Ginny saw signs of a slight curtsy as an obviously pleased little girl reached out a small, thin hand and delicately took the cookie package. Ginny was already on edge from earlier in the day and from the encounter she'd just had with the woman who was still sitting across the path now—and now showing more interest in Ginny and the little girl than she had shown to just Ginny, and Ginny felt herself trembling—on the point of both tears and a nervous giggle. She willed the little girl to turn and run off home, but the girl just stood there and looked at her, a mixed smile and quizzical look on her face.

"What is it, dear? Do you want something else?" Ginny asked. She felt the words clutch at her throat, though. She felt overwhelmed and full of regret for having come to the park.

"Is that a doll?"

"Yes, it's a doll," Ginny said, the tension beginning to drain from her now. She was returning to sure footing.

"What's wrong with it?"

"Nothing's wrong with it. I'm still making it. I make dolls. See," Ginny said, as she lifted the doll. "It's a queen doll."

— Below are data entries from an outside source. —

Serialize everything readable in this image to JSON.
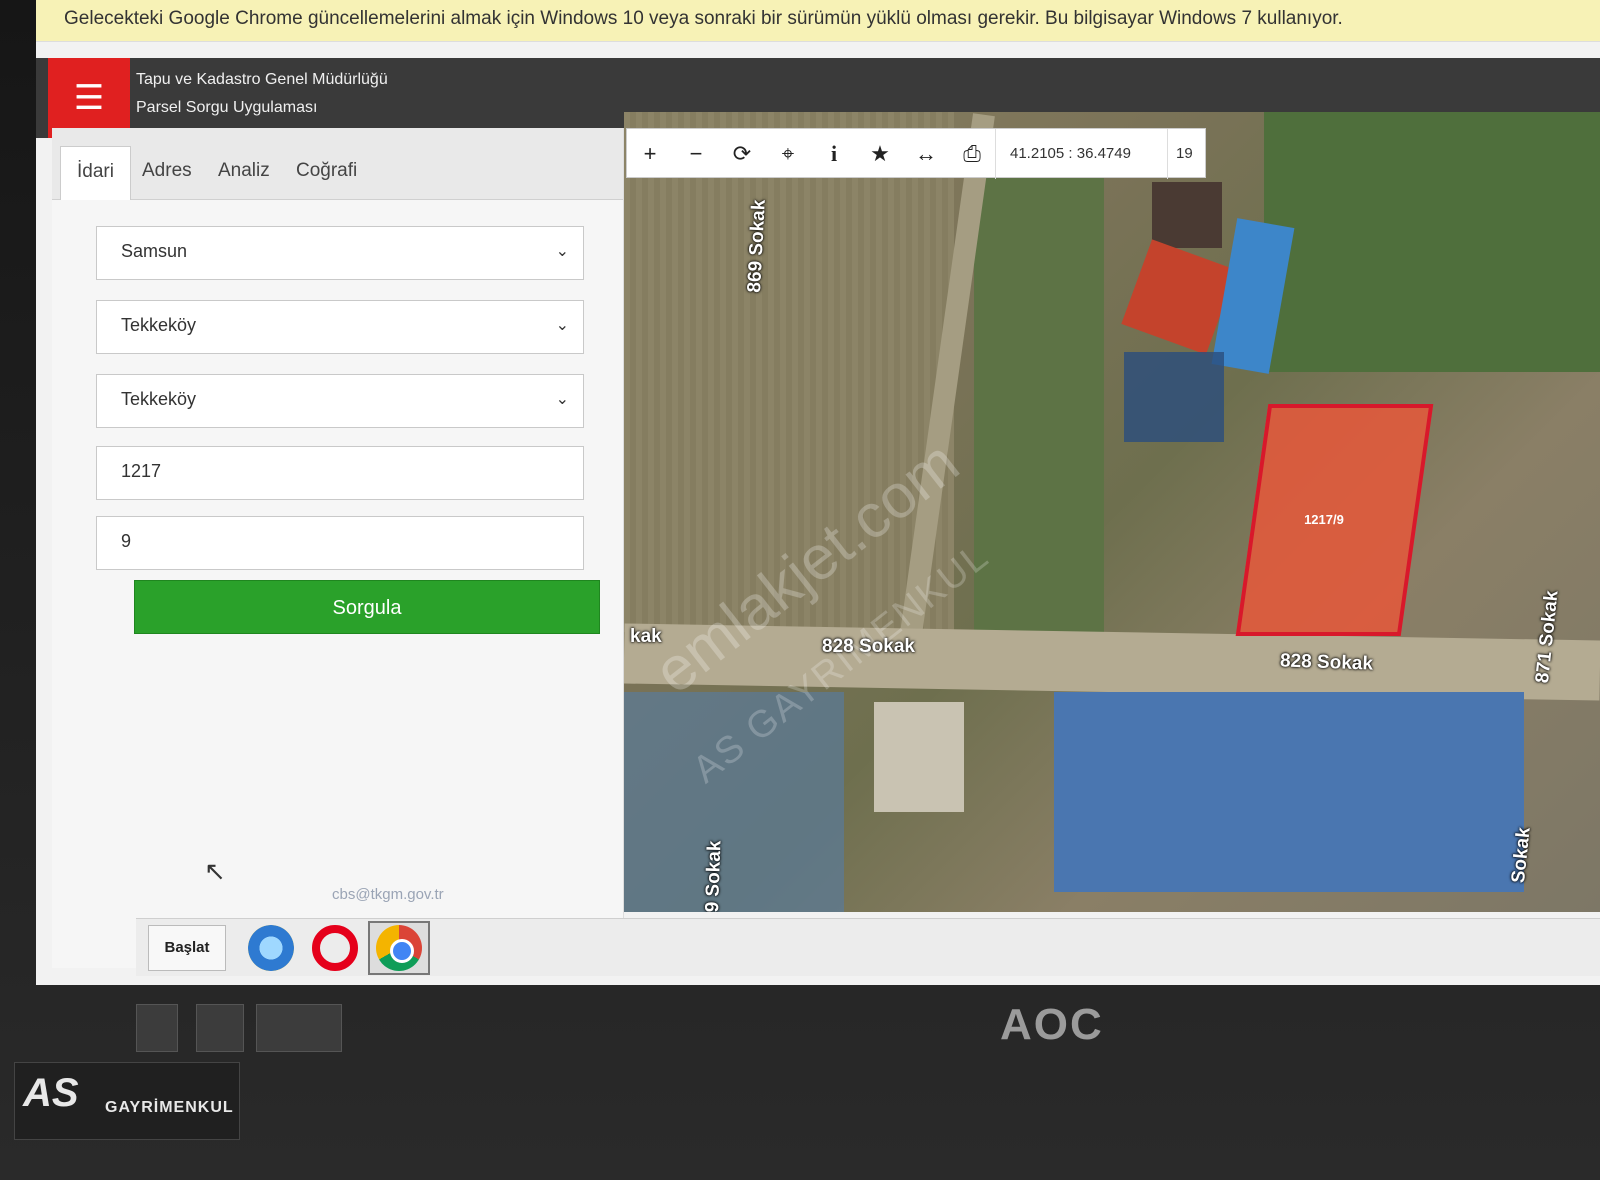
{
  "browser": {
    "infobar_text": "Gelecekteki Google Chrome güncellemelerini almak için Windows 10 veya sonraki bir sürümün yüklü olması gerekir. Bu bilgisayar Windows 7 kullanıyor."
  },
  "header": {
    "menu_icon": "hamburger-icon",
    "org_title": "Tapu ve Kadastro Genel Müdürlüğü",
    "app_title": "Parsel Sorgu Uygulaması",
    "accent_color": "#e02020"
  },
  "tabs": [
    {
      "label": "İdari",
      "active": true
    },
    {
      "label": "Adres",
      "active": false
    },
    {
      "label": "Analiz",
      "active": false
    },
    {
      "label": "Coğrafi",
      "active": false
    }
  ],
  "form": {
    "il": "Samsun",
    "ilce": "Tekkeköy",
    "mahalle": "Tekkeköy",
    "ada": "1217",
    "parsel": "9",
    "submit_label": "Sorgula",
    "submit_color": "#2aa12a"
  },
  "footer": {
    "email": "cbs@tkgm.gov.tr"
  },
  "toolbar": {
    "tools": [
      "zoom-in-icon",
      "zoom-out-icon",
      "refresh-icon",
      "locate-icon",
      "info-icon",
      "favorite-icon",
      "measure-icon",
      "print-icon"
    ],
    "coordinates": "41.2105 : 36.4749",
    "zoom_level": "19"
  },
  "map": {
    "streets": {
      "s869": "869 Sokak",
      "s828_left": "828 Sokak",
      "s828_right": "828 Sokak",
      "s871": "871 Sokak",
      "partial_left": "kak",
      "partial_bottom": "9 Sokak",
      "partial_right": "Sokak"
    },
    "parcel_label": "1217/9",
    "parcel_color": "#d8182b",
    "watermark_1": "emlakjet.com",
    "watermark_2": "AS GAYRİMENKUL"
  },
  "taskbar": {
    "start_label": "Başlat",
    "apps": [
      "internet-explorer-icon",
      "opera-icon",
      "chrome-icon"
    ]
  },
  "monitor": {
    "brand": "AOC"
  },
  "watermark_brand": {
    "logo_text": "AS",
    "name": "GAYRİMENKUL"
  }
}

"Why is the queen so sad?"

It was a simple question, but it shot through to Ginny's very being like a bolt of lightning. She looked at the face of the doll, and indeed, it did look very sad indeed. How could this have happened? This wasn't how she made her dolls. How could she have painted a sad face on the doll and not have known she was doing it?

"She's a queen who led a very sad life, dear." It was the best answer she could come up with on the spur of the moment. And that it was true quite probably wouldn't be either here or there in the view of a child. It did seem to satisfy the little girl, though.

"Do you make happy dolls too? I like happy dolls."

Ginny started to answer, but both she and the little girl looked away, toward the line of row houses on the south side of the square as they heard a woman calling. It was the little girl's mother. With a little apologetic smile, the girl turned and limped away.

It was then that Ginny noticed that the girl's legs were malformed—well, at least that one of them was. It was turned outward so that the girl's right foot was pointed at an outward angle rather than straight. She was trying to run to her mother, but she couldn't manage more than an awkward lope and constantly had to correct her movement to remain in some semblance of a straight line.

"Yes, of course I make happy dolls," Ginny murmured as she watched the little girl struggle down the park pathway, her voice choked by a tear that had appeared.

Ginny tore her gaze away from the departing figure of the little girl and looked across the pathway at the woman on the other bench—who now was looking at her sharply.

Was that a judgmental stare? A dare for Ginny to show some emotion, some misplaced sense of pity and charity?

Ginny didn't wait around to find out. She gathered up her doll and what was left of her ruined lunch and hurried across the park in the wake of the little girl and back into her apartment.

She stopped inside the closed door of her apartment, her back plastered to the strong wood separating her from the world, to catch her breath. When she could breathe again, she headed straight for her workroom and scanned the shelves to examine her dolls—the pieces of work in various stages of completion—knowing now what she would find, what she didn't want to see. Sad faces. Every face she had painted on every oblong object of porcelain or wood that represented a doll face in preparation bore a sad expression. These were all faces she's painted since receiving the letter from Lenny.